It’s a
flimsy premise.
A
beautiful young girl grows up on the wrong side of the tracks in 1940s South
Africa. She moves to big, bold Joburg where an Orange Grove bookie takes her
under his wing.
Having
mastered the (tawdry) tricks required to ‘beguile’ a man, she joins a circle of
rich but sinister young hotshots. Utterly out of her depth and completely
mis-reading how high society works, Bubbles lands in real danger.
Flimsy
yes, but a) exquisitely written with fascinating first-person narration, b)
based on the true local mystery of the life and death of Bubbles Schroeder,
whose murder has never been solved, and c) unputdownable in its flow and
rhythm.
Here’s a
quick sample:
“Wouldn’t you know, for all that
hard work and self-educating, I misunderstood a lot of things in my short life.
But he seemed so utterly taken with me, why, I still think that if he hadn’t
had his friends with him that night, we may just have stood a chance.
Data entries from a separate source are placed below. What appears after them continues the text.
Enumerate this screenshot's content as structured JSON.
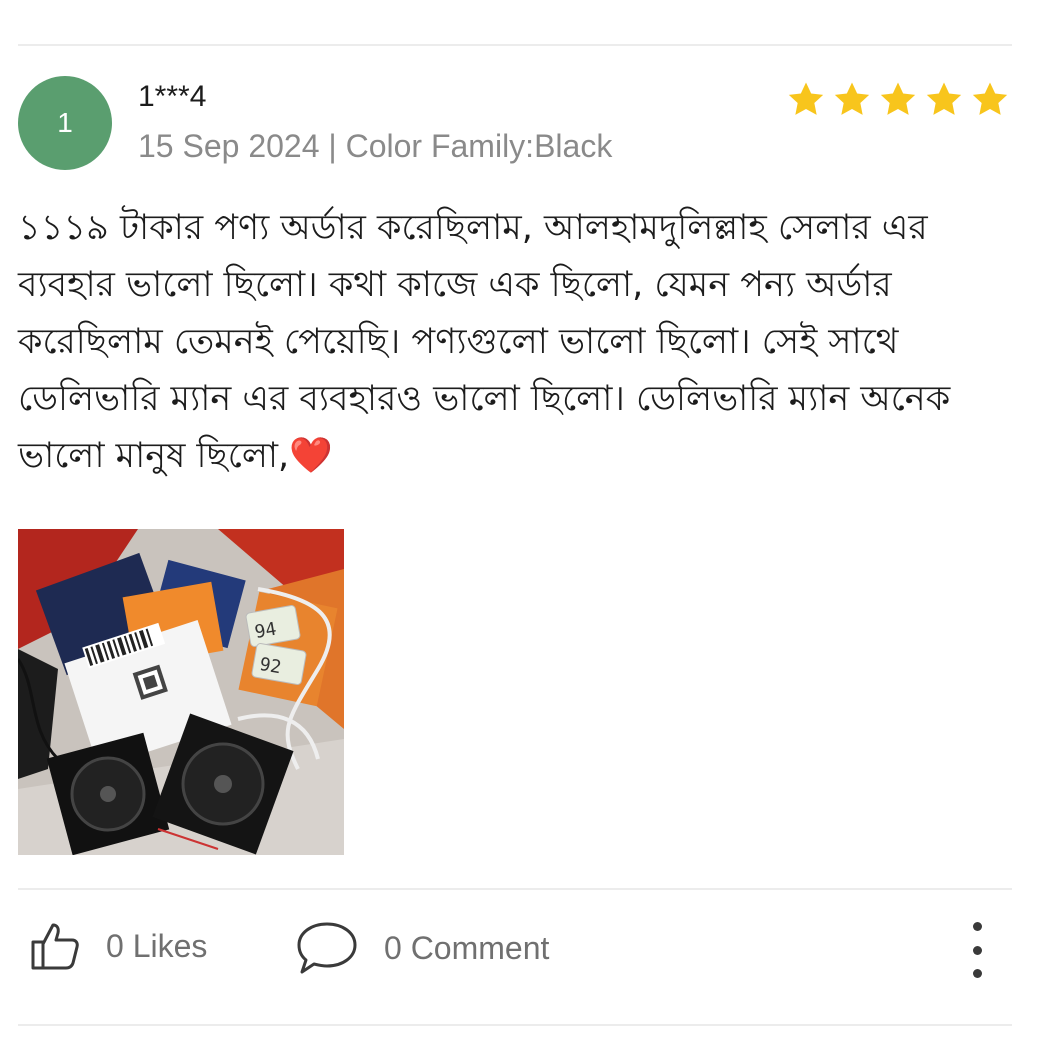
{
  "review": {
    "avatar_initial": "1",
    "username": "1***4",
    "meta": "15 Sep 2024 | Color Family:Black",
    "rating": 5,
    "star_color": "#f8c51c",
    "text": "১১১৯ টাকার পণ্য অর্ডার করেছিলাম, আলহামদুলিল্লাহ সেলার এর ব্যবহার ভালো ছিলো। কথা কাজে এক ছিলো, যেমন পন্য অর্ডার করেছিলাম তেমনই পেয়েছি। পণ্যগুলো ভালো ছিলো। সেই সাথে ডেলিভারি ম্যান এর ব্যবহারও ভালো ছিলো। ডেলিভারি ম্যান অনেক ভালো মানুষ ছিলো,❤️"
  },
  "photo": {
    "display_1": "94",
    "display_2": "92"
  },
  "actions": {
    "likes_label": "0 Likes",
    "comment_label": "0 Comment"
  }
}
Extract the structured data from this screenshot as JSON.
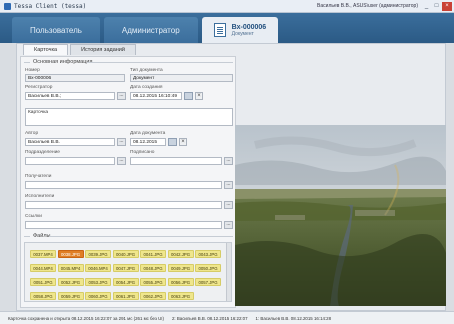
{
  "window": {
    "title": "Tessa Client (tessa)",
    "user": "Васильев В.В., ASUS\\user (администратор)",
    "minimize": "_",
    "maximize": "□",
    "close": "×"
  },
  "nav": {
    "tabs": [
      {
        "label": "Пользователь"
      },
      {
        "label": "Администратор"
      }
    ],
    "active": {
      "title": "Вх-000006",
      "subtitle": "Документ"
    }
  },
  "inner_tabs": [
    "Карточка",
    "История заданий"
  ],
  "form": {
    "group_title": "Основная информация",
    "number_label": "Номер",
    "number_value": "Вх-000006",
    "doctype_label": "Тип документа",
    "doctype_value": "Документ",
    "registrar_label": "Регистратор",
    "registrar_value": "Васильев В.В.;",
    "created_label": "Дата создания",
    "created_value": "08.12.2015  16:10:49",
    "note_value": "Карточка",
    "author_label": "Автор",
    "author_value": "Васильев В.В.",
    "docdate_label": "Дата документа",
    "docdate_value": "08.12.2015",
    "division_label": "Подразделение",
    "signer_label": "Подписано",
    "recipients_label": "Получатели",
    "executors_label": "Исполнители",
    "links_label": "Ссылки",
    "files_title": "Файлы",
    "ellipsis": "...",
    "clear": "×"
  },
  "files": [
    "0037.MP4",
    "0038.JPG",
    "0039.JPG",
    "0040.JPG",
    "0041.JPG",
    "0042.JPG",
    "0043.JPG",
    "0044.MP4",
    "0045.MP4",
    "0046.MP4",
    "0047.JPG",
    "0048.JPG",
    "0049.JPG",
    "0050.JPG",
    "0051.JPG",
    "0052.JPG",
    "0053.JPG",
    "0054.JPG",
    "0055.JPG",
    "0056.JPG",
    "0057.JPG",
    "0058.JPG",
    "0059.JPG",
    "0060.JPG",
    "0061.JPG",
    "0062.JPG",
    "0063.JPG"
  ],
  "selected_file": "0038.JPG",
  "status": {
    "saved": "Карточка сохранена и открыта 08.12.2015 16:22:07 за 291 мс (261 мс без UI)",
    "item2": "2:  Васильев В.В. 08.12.2015 16:22:07",
    "item1": "1:  Васильев В.В. 08.12.2015 16:14:28"
  },
  "colors": {
    "nav_bg": "#2b5a85",
    "chip_bg": "#efe68c",
    "chip_selected": "#e07e25"
  }
}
I had
played myself so carefully, always careful to be gay and never have my own
opinions. They don’t like it when a woman has her own opinion, you know. Better
just to smile sweetly and agree with everything they say. Oh, a man never goes
for a thinking girl, opinionated girls have absolutely no appeal.”
Another
lovely part of this story is the setting: Lichtenburg, Vereeniging, Orange
Grove, Rissik Street, Illovo, all circa mid-1940s.
Department
store John Orrs is a hugely big deal. Real people travel by tram, but a select
few drive cars. Artists live in ivy-tendrilled cottages in big gardens on
Dunkeld’s Bompas Road. And there’s nothing finer than high tea at Anstey’s:
sandwiches with the crusts cut off.
Bubbles
says,
“The casuals sat around the card
table…just talking. Not about me or races and bets, it was all about the Nats
who had beaten Smuts at the polls. ‘It will just be vetkoek, not fettuccini,
they won’t want Italians cooking,’ said Luigi, looking sombre. ‘There’s talk of
them moving the black people out of town into shtetls,’ said one. ‘I think you’ll find you’re overreacting
there,’ said another.”
This is a
wonderful book. And a superb piece of local fiction. Read it. Please.